The technical trend for Control Print shifted from a prolonged sideways pattern to a mildly bullish trajectory, underpinned by daily moving averages signaling upward momentum. The MACD told a nuanced story: mildly bearish on the weekly scale, but bullish on the monthly—hinting at longer-term optimism despite short-term caution. The RSI on both weekly and monthly charts remained neutral, suggesting the stock was neither overbought nor oversold and leaving room for future moves based on market catalysts.
Bollinger Bands analysis added further context. Weekly bands indicated a mildly bearish stance, reflecting recent volatility and a tendency toward the lower band, while monthly bands were sideways—reinforcing the sense of consolidation rather than a clear trend. Volume-based indicators, such as the On-Balance Volume (OBV), were similarly split: no clear trend on the weekly, but bullish on the monthly, pointing to possible accumulation by longer-term investors.
The Know Sure Thing (KST) oscillator was mildly bearish on the weekly and bearish on the monthly, signaling ongoing momentum pressure. Dow Theory analysis revealed no clear trend on the weekly chart and a mildly bearish trend on the monthly, suggesting that broader market forces were exerting headwinds, even as certain technical indicators showed pockets of strength.

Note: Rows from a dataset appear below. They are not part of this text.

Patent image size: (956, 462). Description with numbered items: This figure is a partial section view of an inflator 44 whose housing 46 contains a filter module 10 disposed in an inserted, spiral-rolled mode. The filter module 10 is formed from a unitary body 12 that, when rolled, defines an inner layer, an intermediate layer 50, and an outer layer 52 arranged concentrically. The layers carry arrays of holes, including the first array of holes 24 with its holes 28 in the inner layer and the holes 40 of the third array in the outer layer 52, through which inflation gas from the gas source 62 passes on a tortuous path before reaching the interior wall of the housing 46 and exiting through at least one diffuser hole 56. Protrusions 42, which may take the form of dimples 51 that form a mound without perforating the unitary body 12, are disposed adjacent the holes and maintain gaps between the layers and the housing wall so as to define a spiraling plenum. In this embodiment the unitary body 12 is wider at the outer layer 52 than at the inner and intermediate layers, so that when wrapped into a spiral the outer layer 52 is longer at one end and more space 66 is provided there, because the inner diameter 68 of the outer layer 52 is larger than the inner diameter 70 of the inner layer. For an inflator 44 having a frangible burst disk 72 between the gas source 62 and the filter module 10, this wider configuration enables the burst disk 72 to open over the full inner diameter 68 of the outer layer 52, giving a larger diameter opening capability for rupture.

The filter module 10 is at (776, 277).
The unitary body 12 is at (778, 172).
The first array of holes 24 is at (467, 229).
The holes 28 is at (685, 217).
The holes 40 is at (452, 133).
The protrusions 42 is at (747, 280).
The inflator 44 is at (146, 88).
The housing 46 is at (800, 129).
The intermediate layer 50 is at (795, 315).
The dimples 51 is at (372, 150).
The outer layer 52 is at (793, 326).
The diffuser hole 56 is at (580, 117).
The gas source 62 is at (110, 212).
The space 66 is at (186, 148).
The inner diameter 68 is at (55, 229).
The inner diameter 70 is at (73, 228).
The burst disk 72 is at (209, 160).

Performance relative to the Sensex benchmark told a story of mixed fortunes. Over the past week, Control Print underperformed the Sensex with a -1.17% return versus the index’s 0.50% gain. The one-month, year-to-date, and one-year figures all showed the stock lagging the benchmark. Yet, over three and five years, Control Print delivered a cumulative return of 83.29% and 252.73%, respectively—well ahead of the Sensex’s 37.43% and 93.43%. The ten-year return, however, trailed the index, underscoring the importance of time horizon in evaluating performance.
With its current price in the upper-middle of its annual valuation band and a market capitalization placing it in the mid-tier of its sector, Control Print’s technical profile was described as “complex but intriguing.” Investors were advised to monitor the stock closely, weighing mixed signals from MACD, RSI, Bollinger Bands, and volume indicators. As one technical analysis noted, “the recent revision in Control Print’s evaluation metrics, particularly the shift in technical trend from sideways to mildly bullish, suggests a changing market assessment.”

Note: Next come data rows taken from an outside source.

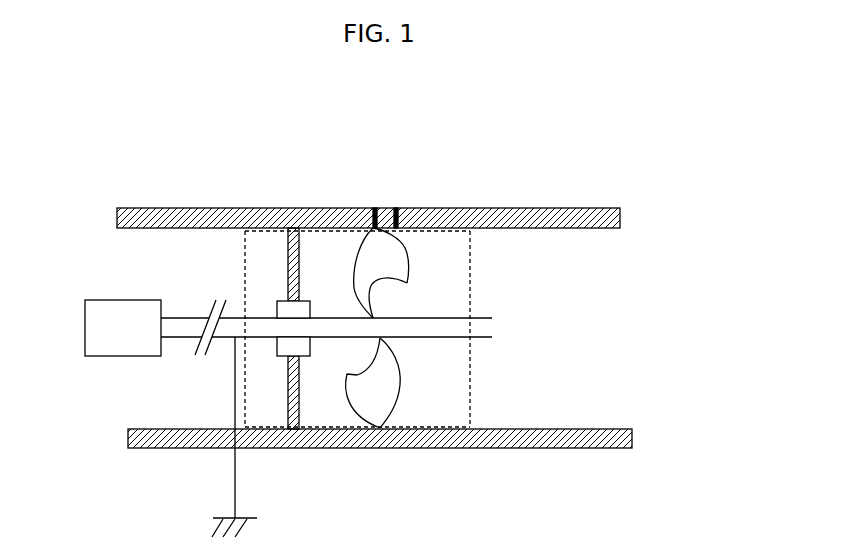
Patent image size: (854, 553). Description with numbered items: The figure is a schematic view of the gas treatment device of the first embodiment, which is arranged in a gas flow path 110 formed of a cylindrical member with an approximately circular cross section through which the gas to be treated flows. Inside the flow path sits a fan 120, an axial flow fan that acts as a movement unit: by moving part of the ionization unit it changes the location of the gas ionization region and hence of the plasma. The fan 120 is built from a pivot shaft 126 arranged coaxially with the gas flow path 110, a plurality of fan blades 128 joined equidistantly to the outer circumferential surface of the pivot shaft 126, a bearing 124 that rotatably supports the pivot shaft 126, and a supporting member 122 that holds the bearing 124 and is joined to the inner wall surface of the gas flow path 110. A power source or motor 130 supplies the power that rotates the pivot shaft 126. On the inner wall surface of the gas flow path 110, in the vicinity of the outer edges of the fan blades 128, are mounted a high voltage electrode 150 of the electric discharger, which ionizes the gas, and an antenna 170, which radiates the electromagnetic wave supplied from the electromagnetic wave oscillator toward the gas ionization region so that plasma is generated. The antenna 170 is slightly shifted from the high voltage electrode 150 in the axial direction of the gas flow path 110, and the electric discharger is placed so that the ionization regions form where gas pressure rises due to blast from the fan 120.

The gas flow path 110 is at (170, 253).
The fan 120 is at (472, 392).
The supporting member 122 is at (300, 404).
The bearing 124 is at (298, 300).
The pivot shaft 126 is at (478, 317).
The fan blades 128 is at (408, 265).
The power source (motor) 130 is at (95, 356).
The high voltage electrode 150 is at (375, 208).
The antenna 170 is at (396, 208).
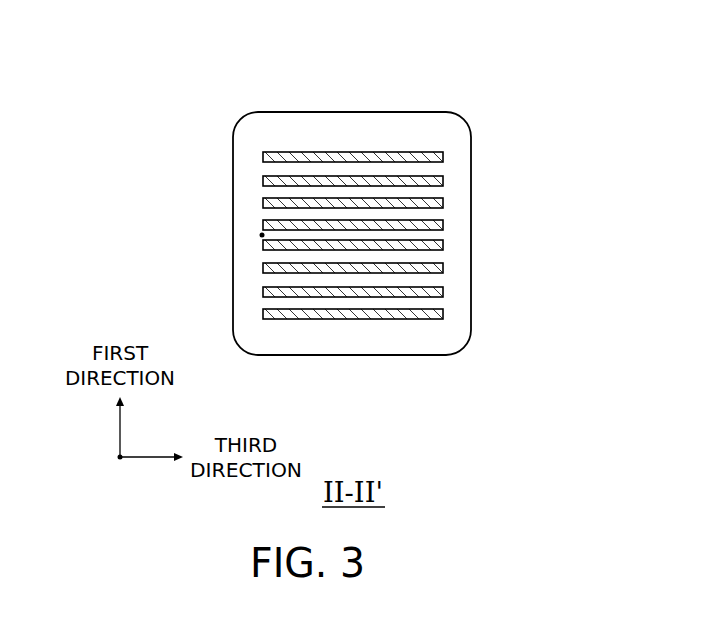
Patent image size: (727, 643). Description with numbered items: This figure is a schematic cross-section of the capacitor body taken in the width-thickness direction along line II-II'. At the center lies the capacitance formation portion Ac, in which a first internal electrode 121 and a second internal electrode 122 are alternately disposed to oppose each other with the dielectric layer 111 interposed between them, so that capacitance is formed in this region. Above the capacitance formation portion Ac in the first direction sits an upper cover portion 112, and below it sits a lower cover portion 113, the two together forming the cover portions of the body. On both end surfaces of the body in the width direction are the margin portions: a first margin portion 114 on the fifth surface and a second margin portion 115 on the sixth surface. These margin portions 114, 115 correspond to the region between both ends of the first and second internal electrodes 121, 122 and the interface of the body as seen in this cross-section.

The dielectric layer 111 is at (347, 234).
The upper cover portion 112 is at (348, 126).
The lower cover portion 113 is at (350, 344).
The first margin portion 114 is at (245, 267).
The second margin portion 115 is at (467, 263).
The first internal electrode 121 is at (437, 152).
The second internal electrode 122 is at (437, 180).
The capacitance formation portion Ac is at (262, 235).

Looking ahead, both Nvidia and Control Print face pivotal moments. Nvidia’s next moves hinge on its ability to reclaim key resistance levels and reverse bearish momentum, while Control Print’s future will be shaped by confirmation of its nascent bullish trend—or a return to sideways consolidation. For investors, the lesson is clear: in markets defined by rapid shifts and mixed signals, vigilance and adaptability remain essential.